Halving the BTC mining reward rate this year has led to the hash rate, which represents the average revenue per unit of mining power, falling to a new record low recently, and the decline in profitability has left less efficient Bitcoin under enormous pressure, forcing them to exit the market and sell their BTC holdings to face their increasingly difficult operating conditions, which in turn led to an extended sell-off.

On the other hand, the retail rate has recently risen again and reached a new record, indicating that miners are selling their currency holdings and are now enjoying a positive outlook.

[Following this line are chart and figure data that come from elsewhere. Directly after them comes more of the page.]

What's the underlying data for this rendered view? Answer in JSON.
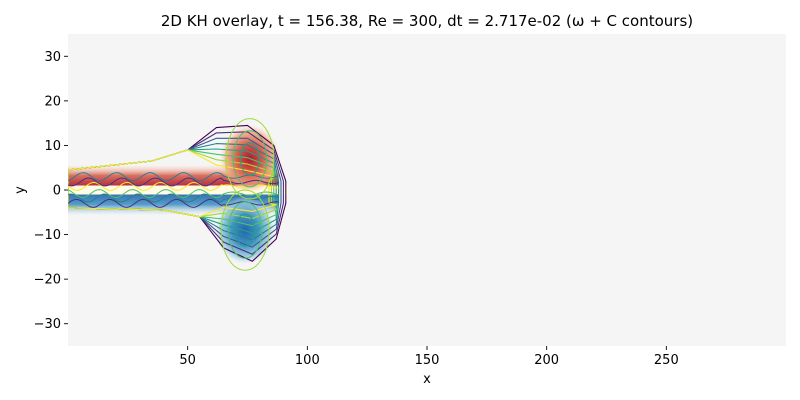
{
  "chart_data": {
    "type": "heatmap",
    "title": "2D KH overlay, t =  156.38, Re = 300, dt = 2.717e-02 (ω + C contours)",
    "xlabel": "x",
    "ylabel": "y",
    "xlim": [
      0,
      300
    ],
    "ylim": [
      -35,
      35
    ],
    "xticks": [
      50,
      100,
      150,
      200,
      250
    ],
    "yticks": [
      -30,
      -20,
      -10,
      0,
      10,
      20,
      30
    ],
    "grid": false,
    "colormap": "Spectral (vorticity ω) with contour lines of scalar C",
    "background_color": "#f5f5f5",
    "features": {
      "positive_vortex": {
        "x": 76,
        "y": 7,
        "sign": "positive",
        "color": "#c0262b"
      },
      "negative_vortex": {
        "x": 74,
        "y": -9,
        "sign": "negative",
        "color": "#3b82b9"
      },
      "shear_layer_y": 0,
      "mushroom_front_x": 92
    }
  }
}
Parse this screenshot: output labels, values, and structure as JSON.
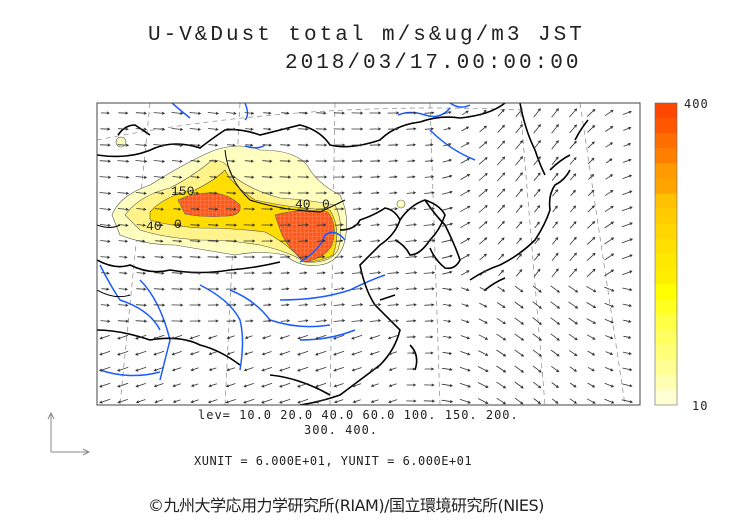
{
  "header": {
    "title": "U-V&Dust total m/s&ug/m3 JST",
    "datetime": "2018/03/17.00:00:00"
  },
  "map": {
    "contour_labels": [
      "150",
      "40",
      "40",
      "0",
      "0"
    ],
    "coast_color": "#000000",
    "river_color": "#1a5cff",
    "dust_colors": {
      "low": "#ffffb0",
      "mid": "#ffee00",
      "high": "#ff5a1e"
    }
  },
  "colorbar": {
    "max_label": "400",
    "min_label": "10",
    "bands": [
      "#ff4800",
      "#ff5600",
      "#ff6e00",
      "#ff8000",
      "#ff9a00",
      "#ffa400",
      "#ffc200",
      "#ffcc00",
      "#ffd600",
      "#ffe000",
      "#ffe800",
      "#ffee00",
      "#ffff00",
      "#ffff22",
      "#ffff44",
      "#ffff60",
      "#ffff78",
      "#ffff94",
      "#ffffb4",
      "#ffffd4"
    ]
  },
  "legend": {
    "levels_line1": "lev= 10.0 20.0 40.0 60.0 100. 150. 200.",
    "levels_line2": "300. 400.",
    "units": "XUNIT = 6.000E+01, YUNIT = 6.000E+01"
  },
  "footer": {
    "copyright": "©九州大学応用力学研究所(RIAM)/国立環境研究所(NIES)"
  }
}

This rise also indicates that the selling pressure from the miners that followed the halving has eased, and technical indicators are also supporting the possibility of the price crossing the $70,000 barrier again, as the Titan of Crypto account on the X platform indicated that the MACD reading of Bitcoin’s price movements has recently moved to a positive value.

The surgance is a good sign that a price rebound is possible in the coming months, according to the chart published by the Titan of Crypto account.

Finally, the Relative Strength Index (RSI) of Bitcoin’s 14-day price movements has rebounded and recovered after continuing to indicate that the currency has been subjected to a recent overselling; this recovery is linked to the possibility of an imminent price rebound, as previously shown by price movements over recent months after experiencing similar conditions.